Events of 1996 in Colombia.

== Incumbents ==

- President: Ernesto Samper (1994–1998).
- Vice President: Humberto de la Calle (1994–1997).

== Events ==
===January===

- 11 January – José Santacruz, drug lord and member of the Cali Cartel, escapes from La Picota prison in Bogotá.
- 30 January – President Samper calls a special Congress into session and admits that money tied to drug trafficking aided his 1994 election campaign, but insists he was deceived. He demands that Congress investigate the situation and himself to determine responsibility.

===February ===

- 4 February – LAC Colombia Flight 028: A flight from Líneas Aéreas del Caribe (LAC), a Colombian airline, crashes near a soccer field in Mariano Roque Alonso, Paraguay, killing 4 people on board and 18 people on the ground, mostly children.

===March ===

- 5 March – Drug lord José Santacruz Londoño is murdered while on the run.

===April ===

- Juan Carlos Gaviria, brother of former president Caesar Gaviria, is kidnapped by the National Liberation Army's (ELN) Jorge Eliécer Gaitan Alianza (JEGA).

===May ===

- 7 May – The president of the Patriotic Union (UP) party, Aida Abella, is attacked on the Autopista Norte Highway in Bogotá. Right-wing paramilitary groups and gangs who have conducted campaigns of violence against the UP, previously killing over 3,000 members, are suspected to be responsible.
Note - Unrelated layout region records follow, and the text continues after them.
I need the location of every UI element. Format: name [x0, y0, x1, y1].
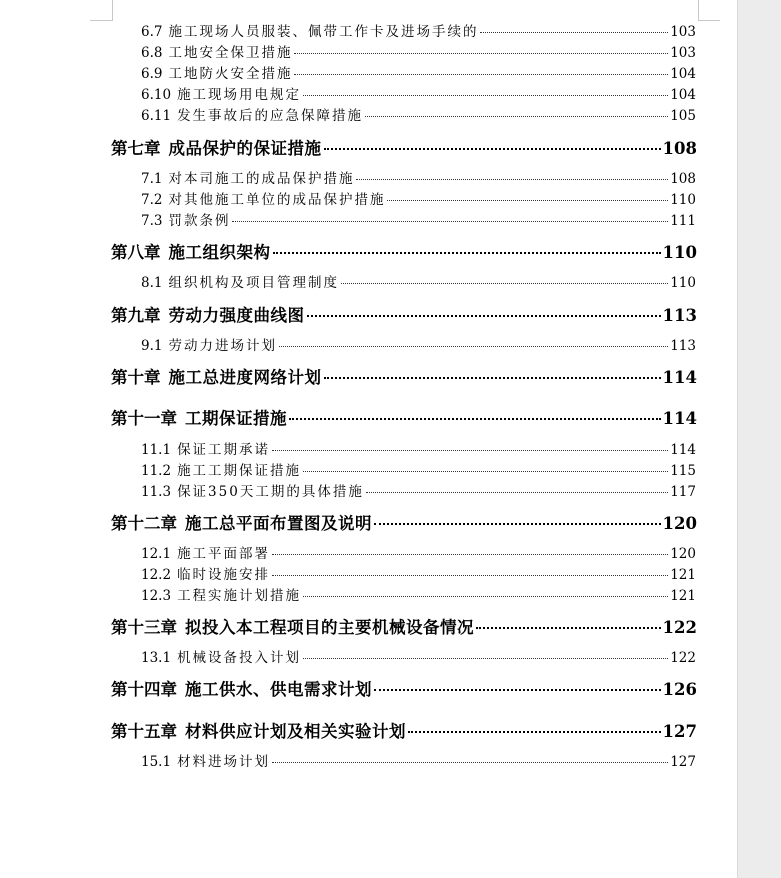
- toc-entry-page: 110: [670, 275, 696, 291]
- toc-entry-number: 12.1: [141, 546, 172, 562]
- toc-entry-number: 7.3: [141, 213, 163, 229]
- toc-entry-page: 113: [670, 338, 696, 354]
- toc-entry-title: 材料进场计划: [177, 754, 271, 770]
- toc-chapter-page: 122: [662, 618, 697, 637]
- toc-entry-title: 罚款条例: [168, 213, 231, 229]
- crop-mark-top-left: [112, 0, 113, 21]
- toc-chapter-page: 126: [662, 680, 697, 699]
- toc-entry-page: 127: [670, 754, 696, 770]
- toc-chapter-title: 施工总进度网络计划: [168, 368, 322, 387]
- dot-leader: [272, 762, 668, 763]
- dot-leader: [480, 32, 668, 33]
- toc-entry[interactable]: [141, 211, 696, 231]
- toc-entry[interactable]: [141, 586, 696, 606]
- toc-entry-title: 施工平面部署: [177, 546, 271, 562]
- toc-entry[interactable]: [141, 336, 696, 356]
- toc-chapter-number: 第十章: [111, 368, 161, 387]
- toc-chapter[interactable]: [111, 678, 697, 702]
- toc-entry-number: 6.11: [141, 108, 172, 124]
- toc-entry-page: 121: [670, 567, 696, 583]
- toc-chapter-number: 第十二章: [111, 514, 177, 533]
- toc-chapter-number: 第十四章: [111, 680, 177, 699]
- toc-chapter-page: 114: [662, 368, 697, 387]
- dot-leader: [374, 523, 661, 525]
- toc-entry-title: 劳动力进场计划: [168, 338, 277, 354]
- toc-chapter[interactable]: [111, 407, 697, 431]
- dot-leader: [273, 252, 661, 254]
- toc-entry[interactable]: [141, 752, 696, 772]
- dot-leader: [232, 221, 668, 222]
- toc-entry-title: 保证350天工期的具体措施: [177, 484, 364, 500]
- toc-chapter-number: 第七章: [111, 139, 161, 158]
- toc-chapter-title: 材料供应计划及相关实验计划: [185, 722, 406, 741]
- toc-entry[interactable]: [141, 544, 696, 564]
- toc-chapter[interactable]: [111, 616, 697, 640]
- toc-chapter-title: 施工组织架构: [168, 243, 271, 262]
- toc-entry-number: 15.1: [141, 754, 172, 770]
- toc-entry-title: 对其他施工单位的成品保护措施: [168, 192, 386, 208]
- toc-entry-number: 6.9: [141, 66, 163, 82]
- toc-entry-title: 对本司施工的成品保护措施: [168, 171, 355, 187]
- toc-entry[interactable]: [141, 43, 696, 63]
- dot-leader: [341, 283, 668, 284]
- toc-chapter[interactable]: [111, 137, 697, 161]
- toc-chapter-number: 第十一章: [111, 409, 177, 428]
- dot-leader: [307, 315, 661, 317]
- toc-chapter[interactable]: [111, 512, 697, 536]
- dot-leader: [303, 596, 668, 597]
- toc-entry[interactable]: [141, 64, 696, 84]
- toc-entry-page: 115: [670, 463, 696, 479]
- dot-leader: [272, 575, 668, 576]
- toc-chapter-number: 第九章: [111, 306, 161, 325]
- toc-entry-number: 13.1: [141, 650, 172, 666]
- toc-entry[interactable]: [141, 169, 696, 189]
- toc-entry-title: 发生事故后的应急保障措施: [177, 108, 364, 124]
- toc-chapter[interactable]: [111, 241, 697, 265]
- toc-entry-page: 120: [670, 546, 696, 562]
- toc-chapter[interactable]: [111, 366, 697, 390]
- toc-entry-number: 9.1: [141, 338, 163, 354]
- toc-entry-page: 104: [670, 87, 696, 103]
- toc-entry-title: 组织机构及项目管理制度: [168, 275, 339, 291]
- crop-mark-top-right: [698, 20, 720, 21]
- toc-entry-title: 机械设备投入计划: [177, 650, 302, 666]
- dot-leader: [272, 554, 668, 555]
- toc-entry-page: 105: [670, 108, 696, 124]
- toc-entry-page: 111: [670, 213, 696, 229]
- dot-leader: [289, 418, 661, 420]
- toc-chapter[interactable]: [111, 720, 697, 744]
- crop-mark-top-right: [698, 0, 699, 21]
- toc-chapter-page: 127: [662, 722, 697, 741]
- toc-entry[interactable]: [141, 565, 696, 585]
- toc-chapter-page: 120: [662, 514, 697, 533]
- toc-entry-title: 工地安全保卫措施: [168, 45, 293, 61]
- toc-entry[interactable]: [141, 440, 696, 460]
- dot-leader: [303, 471, 668, 472]
- toc-entry-page: 110: [670, 192, 696, 208]
- dot-leader: [294, 74, 668, 75]
- toc-entry-number: 11.2: [141, 463, 172, 479]
- toc-entry-page: 103: [670, 24, 696, 40]
- toc-entry-page: 114: [670, 442, 696, 458]
- toc-chapter[interactable]: [111, 304, 697, 328]
- toc-entry[interactable]: [141, 190, 696, 210]
- toc-entry[interactable]: [141, 85, 696, 105]
- toc-chapter-page: 114: [662, 409, 697, 428]
- toc-entry-page: 108: [670, 171, 696, 187]
- toc-entry-title: 临时设施安排: [177, 567, 271, 583]
- toc-entry-number: 11.1: [141, 442, 172, 458]
- toc-entry-title: 工程实施计划措施: [177, 588, 302, 604]
- toc-entry-page: 121: [670, 588, 696, 604]
- toc-chapter-page: 108: [662, 139, 697, 158]
- toc-entry-number: 8.1: [141, 275, 163, 291]
- toc-entry[interactable]: [141, 22, 696, 42]
- dot-leader: [294, 53, 668, 54]
- toc-chapter-number: 第十三章: [111, 618, 177, 637]
- toc-entry-number: 12.2: [141, 567, 172, 583]
- dot-leader: [408, 731, 661, 733]
- toc-entry-number: 6.7: [141, 24, 163, 40]
- toc-entry-number: 12.3: [141, 588, 172, 604]
- toc-chapter-number: 第八章: [111, 243, 161, 262]
- toc-entry[interactable]: [141, 273, 696, 293]
- dot-leader: [476, 627, 661, 629]
- toc-chapter-page: 113: [662, 306, 697, 325]
- dot-leader: [387, 200, 668, 201]
- toc-entry[interactable]: [141, 461, 696, 481]
- toc-entry-page: 122: [670, 650, 696, 666]
- toc-chapter-title: 劳动力强度曲线图: [168, 306, 305, 325]
- dot-leader: [279, 346, 668, 347]
- dot-leader: [374, 689, 661, 691]
- toc-chapter-title: 拟投入本工程项目的主要机械设备情况: [185, 618, 474, 637]
- toc-entry-number: 6.8: [141, 45, 163, 61]
- toc-chapter-title: 施工供水、供电需求计划: [185, 680, 372, 699]
- dot-leader: [303, 658, 668, 659]
- crop-mark-top-left: [90, 20, 112, 21]
- toc-entry-page: 104: [670, 66, 696, 82]
- dot-leader: [272, 450, 668, 451]
- dot-leader: [303, 95, 668, 96]
- window-right-margin: [737, 0, 781, 878]
- toc-entry-number: 11.3: [141, 484, 172, 500]
- toc-chapter-title: 工期保证措施: [185, 409, 287, 428]
- dot-leader: [356, 179, 668, 180]
- dot-leader: [366, 492, 668, 493]
- toc-chapter-title: 成品保护的保证措施: [168, 139, 322, 158]
- toc-chapter-page: 110: [662, 243, 697, 262]
- toc-entry-page: 117: [670, 484, 696, 500]
- toc-entry-number: 7.2: [141, 192, 163, 208]
- toc-chapter-number: 第十五章: [111, 722, 177, 741]
- toc-entry-number: 7.1: [141, 171, 163, 187]
- dot-leader: [324, 377, 661, 379]
- toc-entry-number: 6.10: [141, 87, 172, 103]
- dot-leader: [365, 116, 668, 117]
- toc-entry[interactable]: [141, 648, 696, 668]
- dot-leader: [324, 148, 661, 150]
- toc-entry-title: 工地防火安全措施: [168, 66, 293, 82]
- toc-entry-title: 施工工期保证措施: [177, 463, 302, 479]
- toc-entry-title: 施工现场用电规定: [177, 87, 302, 103]
- toc-entry[interactable]: [141, 482, 696, 502]
- toc-entry-title: 保证工期承诺: [177, 442, 271, 458]
- toc-entry[interactable]: [141, 106, 696, 126]
- toc-chapter-title: 施工总平面布置图及说明: [185, 514, 372, 533]
- toc-entry-page: 103: [670, 45, 696, 61]
- toc-entry-title: 施工现场人员服装、佩带工作卡及进场手续的: [168, 24, 479, 40]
She manages to escape unharmed but flees to Switzerland a week later as a result of further threats to her life.

===June ===

- Juan Carlos Gaviria is released by the National Liberation Army (ELN) in exchange for their safe passage to Cuba.
- 20 June –
  - Jesús Ángel González Arias, Governor of Caqueta, and his driver are murdered by the FARC in Porvenir, El Paujil while attempting to secure the release of kidnapped Congressperson Rodrigo Turbay Cote.
  - Pedro Malagón, member of the Patriotic Union, representative in the Departmental Assembly of Meta, and member of the Meta Civic Committee for Human Rights (Comité Cívico por los Derechos Humanos del Meta), and his 17 year old daughter Elda Milena Malagón Hernandez are murdered in Villavicencio, Meta following multiple death threats.

===July ===

- President Samper signs Law 294, establishing acts of inter-familial violence, such as spousal rape, as crimes and resources/legal recourse for victims.

===August ===

- 16 August – 3 people die and 20 people are injured in a crowd crush trying to get into a Shakira concert in Barranquilla.
- 30 August – Around 500 guerrillas belonging to the Southern Bloc of the Revolutionary Armed Forces of Colombia People's Army (FARC) attack Las Delicias military base in Puerto Leguízamo, Putumayo. During the attack, 27 National Army soldiers die, 60 are kidnapped, and 16 are wounded. 12 FARC members are also killed and 25 are injured.

===September ===

- 2 September – President Samper announces that Ecopetrol has discovered oil in Medina, Cundinamarca.
- 4 September – The FARC attack a military base in Guaviare, three weeks of guerrilla warfare follow that kills over 130 people.
- 16 September over 25,000 residents of Facatativá, Cundinamarca protest over after many received increased energy bills, with rate increases as high as 300%.

===October===

- 4 October – José Luis Botero Henao, the parish priest of Venecia, Cundinamarca is murdered.
- 13 October – Josué Giraldo Cardona, human rights activist associated with the Patriotic Union and president of the Meta Civic Committee for Human Rights (Comité Cívico por los Derechos Humanos del Meta) is shot and killed outside his house in Villavicencio, Meta following multiple death threats.

===November ===

- 5 November – The Colombian ambassador to the European Union (EU) resigns after the European Parliament passes a resolution that called for him to step down. This followed controversy over land he claimed as his property, of which 106 families were displaced from by violent paramilitaries earlier in the year.

===December===

- 31 December – A massacre is carried out by paramilitaries in Dabeiba, Antioquia; killing 11 people, including 2 llocal eaders of the indigenous Nendo people.
== Births ==

- 12 June – Davinson Sánchez, footballer.
- 22 October – Carlos Ramirez Rozo, Venezuelan-Colombian footballer.

== Deaths ==

- 5 March – José Santacruz, Cali Cartel drug trafficker (b. 1943).
- 20 June –
  - Jesús Ángel González Arias, politician, lawyer, and then Governor of Caquetá (b. 1955).
  - Pedro Malagón, politician.
- 4 October – José Luis Botero Henao, priest (b. 1963/1964).
- 13 October – Josué Giraldo Cardona, human rights activist.